L’esempio riportato, inoltre, evidenzia un’ulteriore novità di estrema importanza: paradossalmente, per evitare la dissonanza del tritono se ne sdoganava un’altra, quella di seconda maggiore (ossia l’intervallo tra due note contigue a distanza di tono, come Do e Re), che nell’esempio compare già alla seconda nota. I commentatori dell’epoca erano ben consci della contraddizione intrinseca a questa scelta: qualche decennio dopo i trattati Enchiriadis, il trattato sull’organum di Colonia parla di “organum abusivum” ogni volta che la vox organalis non si trova su uno degli intervalli previsti rispetto alla principalis, mentre un trattato analogo conservato a Parigi sostiene che non si possa nemmeno parlare di organum in simili casi. Tuttavia, al netto delle prese di distanza dal punto di vista teorico, rimase il fatto che la dissonanza, almeno di un determinato tipo, era ormai introdotta nella prassi canora polifonica: una novità non da poco per la Storia che ne sarebbe seguita.
Essa infatti avrebbe giocato un ruolo fondamentale in tutti gli sviluppi successivi della musica occidentale.
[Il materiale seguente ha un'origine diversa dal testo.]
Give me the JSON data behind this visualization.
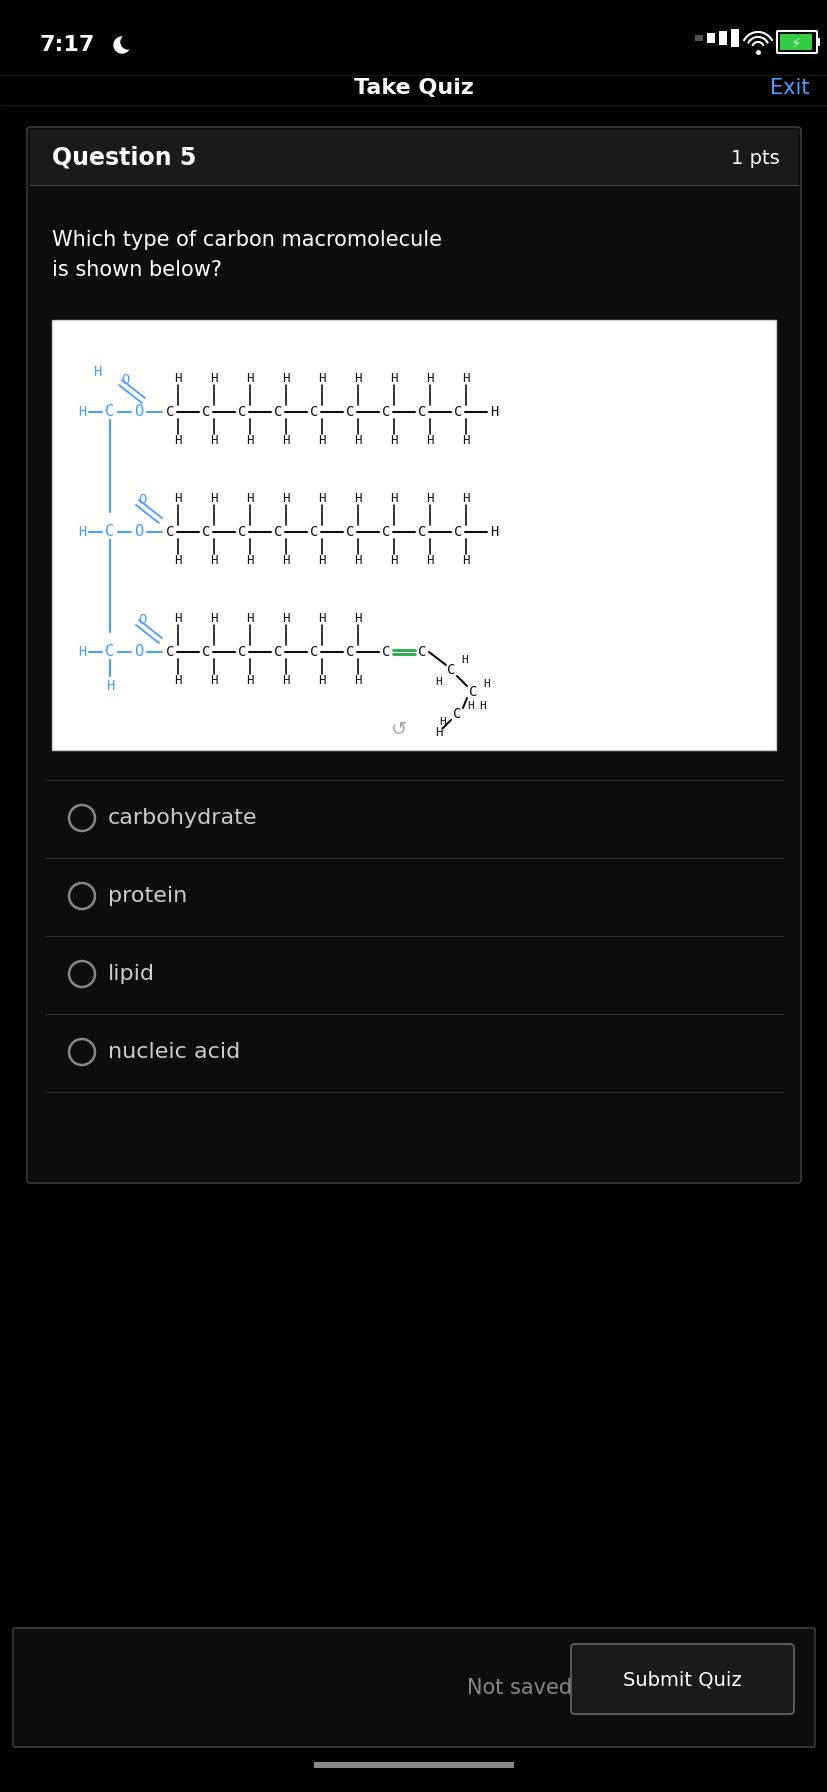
{
  "bg_color": "#000000",
  "card_bg": "#111111",
  "card_border": "#444444",
  "status_bar_time": "7:17",
  "status_bar_color": "#ffffff",
  "title": "Take Quiz",
  "title_color": "#ffffff",
  "exit_text": "Exit",
  "exit_color": "#4a9eff",
  "question_label": "Question 5",
  "question_pts": "1 pts",
  "question_color": "#ffffff",
  "question_text": "Which type of carbon macromolecule\nis shown below?",
  "answer_options": [
    "carbohydrate",
    "protein",
    "lipid",
    "nucleic acid"
  ],
  "answer_color": "#cccccc",
  "not_saved_text": "Not saved",
  "not_saved_color": "#888888",
  "submit_text": "Submit Quiz",
  "submit_color": "#ffffff",
  "submit_border": "#666666",
  "radio_color": "#888888",
  "separator_color": "#333333",
  "molecule_bg": "#ffffff",
  "molecule_border": "#cccccc",
  "blue_color": "#4a9eff",
  "black_color": "#111111",
  "green_color": "#22aa44"
}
Non solo per l’uso intensivo e talvolta spregiudicato che ne avrebbero fatto qualche secolo più tardi i compositori dell’ars nova, poi ripresi ed imitati dalle avanguardie musicali del XX secolo, ma anche perché avrebbe permesso lo sviluppo di quella che impropriamente si potrebbe chiamare “sintassi” musicale. Infatti, nei secoli sarebbe maturata la convinzione che, per l’orecchio umano, due suoni dissonanti “tendano” verso la consonanza, ossia che un intervallo che “suona male” reclami di essere seguito da uno che invece “suoni bene”. E’ il motivo per cui quando sentiamo un determinato accordo o un determinato disegno melodico, in qualche modo ci aspettiamo già quello che seguirà. Nel tempo, su questa base sarebbe stato elaborato un sistema capace di regolare e ordinare la preparazione, il culmine e la risoluzione delle tensioni dovute alle dissonanze: per secoli sarebbero state queste le fondamenta del linguaggio musicale occidentale.